La prima lettura descrive un momento cruciale della storia della prima Chiesa, quando cioè essa si è aperta ai convertiti pagani. Inizialmente infatti gli apostoli incaricati della guida della Chiesa mantennero un’impostazione “giudeo-centrica”, secondo la quale il Vangelo di Cristo era indirizzato principalmente al popolo d’Israele; se un pagano voleva entrare a far parte di questa chiesa doveva anche rispettare tutte le pratiche religiose della tradizione ebraica (come ad esempio la circoncisione). Fu l’apostolo Paolo a tracciare una nuova via, proprio come leggiamo nel passo proclamato oggi: Cristo è venuto per tutte le genti, indistintamente, ebrei o pagani che siano. È quindi compito del testimone di Cristo annunciare la resurrezione a tutti i popoli, affinché ogni figlio di Dio sia salvato attraverso Cristo.
Se la prima lettura racconta il passato della comunità dei fedeli, la seconda lettura ne preannuncia il futuro.

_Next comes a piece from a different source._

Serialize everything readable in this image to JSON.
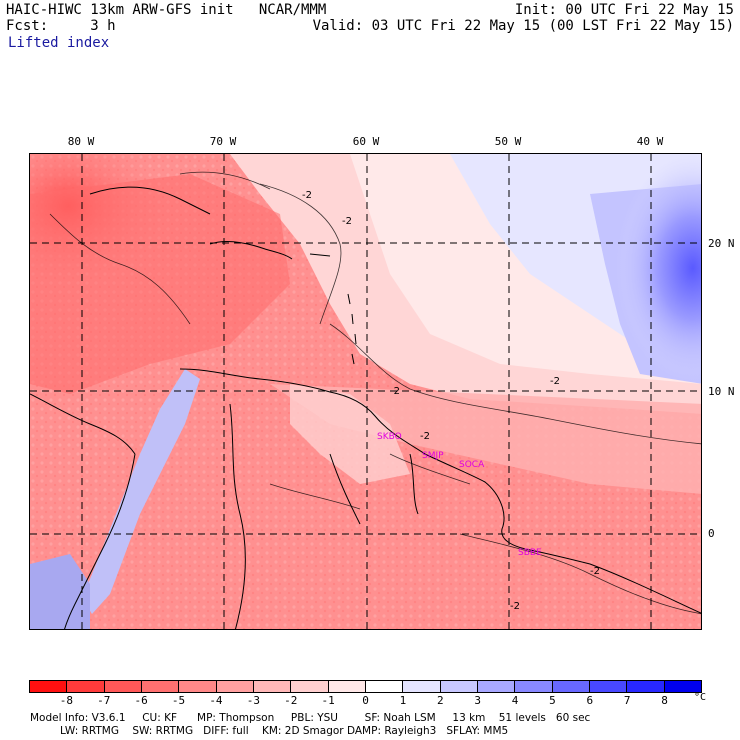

Il brano dell’Apocalisse mostra infatti una moltitudine di persone, di ogni nazione e lingua, che loda e serve Dio al suo cospetto per l’eternità. Tutte queste persone sono riunite attorno alla figura dell’Agnello, presentato come loro pastore. Benché infatti la Chiesa abbia un suo vertice (rappresentato da Pietro, ovvero il papa), alla guida di essa resta sempre Cristo risorto.
La figura del pastore è anche al centro del brano del Vangelo. In queste poche righe sono racchiuse le chiavi per fare parte della comunità dei fedeli e il modo corretto di vivere la fede in Cristo. Contestualizziamo brevemente l’episodio: ci troviamo a Gerusalemme, nel portico di Salomone, durante la festa della Dedicazione, che ricorda la nuova consacrazione del Tempio dopo la cacciata dei Seleucidi da Israele nel 165 a.C.; come allora Israele era stato liberato dall’influenza pagana del regno ellenico, così ora gli Ebrei stavano aspettando un Messia potente che li liberasse dal giogo romano. Tuttavia l’immagine del Messia portata da Gesù è totalmente diversa. Importantissimi sono a tal proposito i verbi utilizzati dall’Evangelista nel discorso fatto da Gesù ai suoi ascoltatori. Il primo è “ascoltare” («Le mie pecore ascoltano la mia voce»). Sappiamo che nel linguaggio biblico l’ascolto è un atteggiamento attivo, che implica di fare ciò che si ascolta: se non siamo disposti ad ascoltare, e quindi a mettere in pratica, non possiamo affatto definirci credenti. Il secondo è “conoscere” («e io le conosco»). La conoscenza qui intesa non è del tipo nozionistico che oggi intendiamo, ma riguarda un rapporto intimo tra il conoscente e il conosciuto, profondo come quello tra due coniugi; Cristo ci conosce intimamente e ci ama per quello che siamo con un amore infinito. Il terzo verbo è “seguire” («ed esse mi seguono»); questo punto è decisivo. La fede non è una cosa statica; non è nemmeno qualcosa che si possiede appieno o non si possiede affatto, ma è un cammino da percorrere giorno dopo giorno e da condividere insieme con i propri fratelli. Queste tre azioni sono così intrinsecamente legate che l’una implica necessariamente le altre due, così da costruire un percorso di fede fecondo. Chiunque sarà in grado di raggiungere questo scopo, con l’aiuto di Dio, riceve la vita. A tal proposito occorre fare una precisazione: la “vita” qui intesa non è il suo senso biologico (bíos) ma la sua qualità profonda (zoé), che in Cristo troverà la sua massima espressione. Ma attenzione: la vita eterna non è una vaga promessa futura, ma si inizia a vivere già oggi, su questa terra!
Se saremo in grado di vivere secondo gli insegnamenti del buon Pastore, non saremo perduti: non lasceremo che la nostra vita si disperi nell’assenza dell’amore di Dio, ma saremo di Cristo e, in esso, intimamente uniti a Dio Padre. Mettiamoci quindi all’ascolto di Cristo, cerchiamo di conoscerlo meglio e di seguirlo con tutte le nostre forze!